The ILO and partners are campaigning for at least 50 governments to sign the new protocol, which hopes to target slavery’s root causes and private-sector sponsors, as well as to compensate its victims.

“We see forms of slavery, like trafficking, that were not a concern a few decades ago but are now huge issues,” said Sophy Fisher, of the ILO Regional Office for Asia and the Pacific. “This campaign is to specifically encourage countries to sign as it has to come from governments. But it is not enough to pass laws, they also have to change the views of people.”

The ILO defines modern slavery as work performed involuntarily and under coercion in any industry or informal economy, with a recent study estimating that forced labour generates annual profits of over $150 billion worldwide.

In Cambodia, more than 155,000 people, or 1 per cent of the total population, are believed to be modern slaves, and the GSI, as well as local campaigners, emphasise the need for more rigorous government action.

“There is no doubt that the Cambodian government has good laws and conventions in place, but it has not accepted its responsibility in terms of enforcement,” said Moeun Tola, head of the labour department at local NGO the Community Legal Education Center.

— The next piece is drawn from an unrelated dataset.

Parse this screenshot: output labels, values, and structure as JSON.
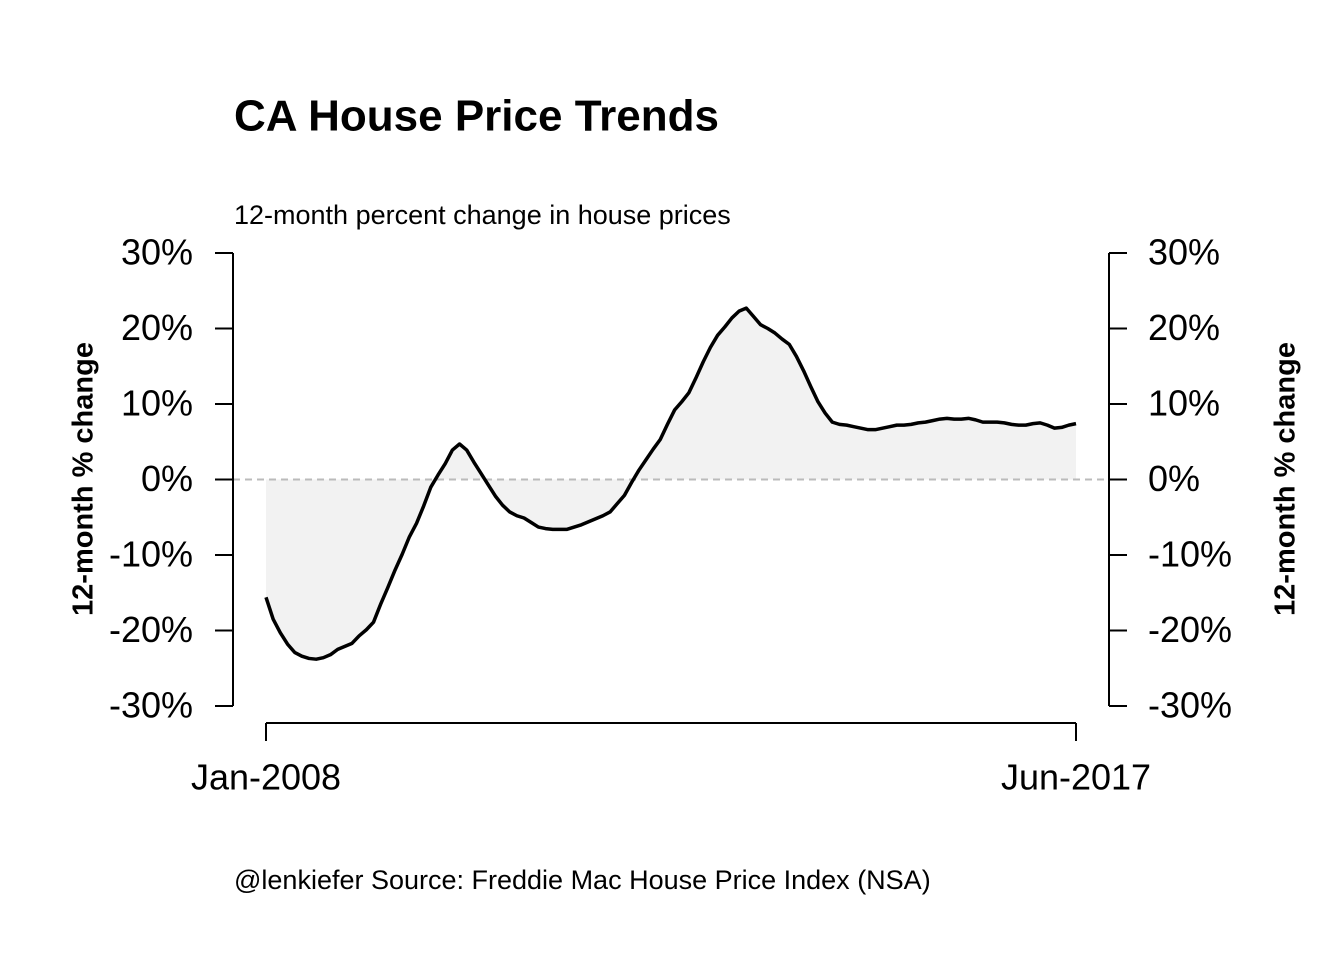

“These agreements are also undermined by local laws which attack and criminalise workers, forcing many into conditions equivalent to modern slavery.”

While Tola noted cases of forced labour in industries like construction, in particular of children in brick factories, he said that even among garment workers, low wages and overtime act as “handcuffs” coercing workers into slavery-like conditions.

However, the Ministry of Labour claimed that it has effective tools in place to address the causes and consequences of forced labour and does not currently anticipate extending its campaign.

“We have a very strong legal definition of forced labour, which states that all work must be voluntary,” said ministry spokesman Heng Sour, who had not yet seen the new ILO protocol.

“We are trying hard to inform the public about the risks of forced labour, particularly in vulnerable sectors like agriculture and construction. Our inspections also draw in different departments in a unified and systematic approach.”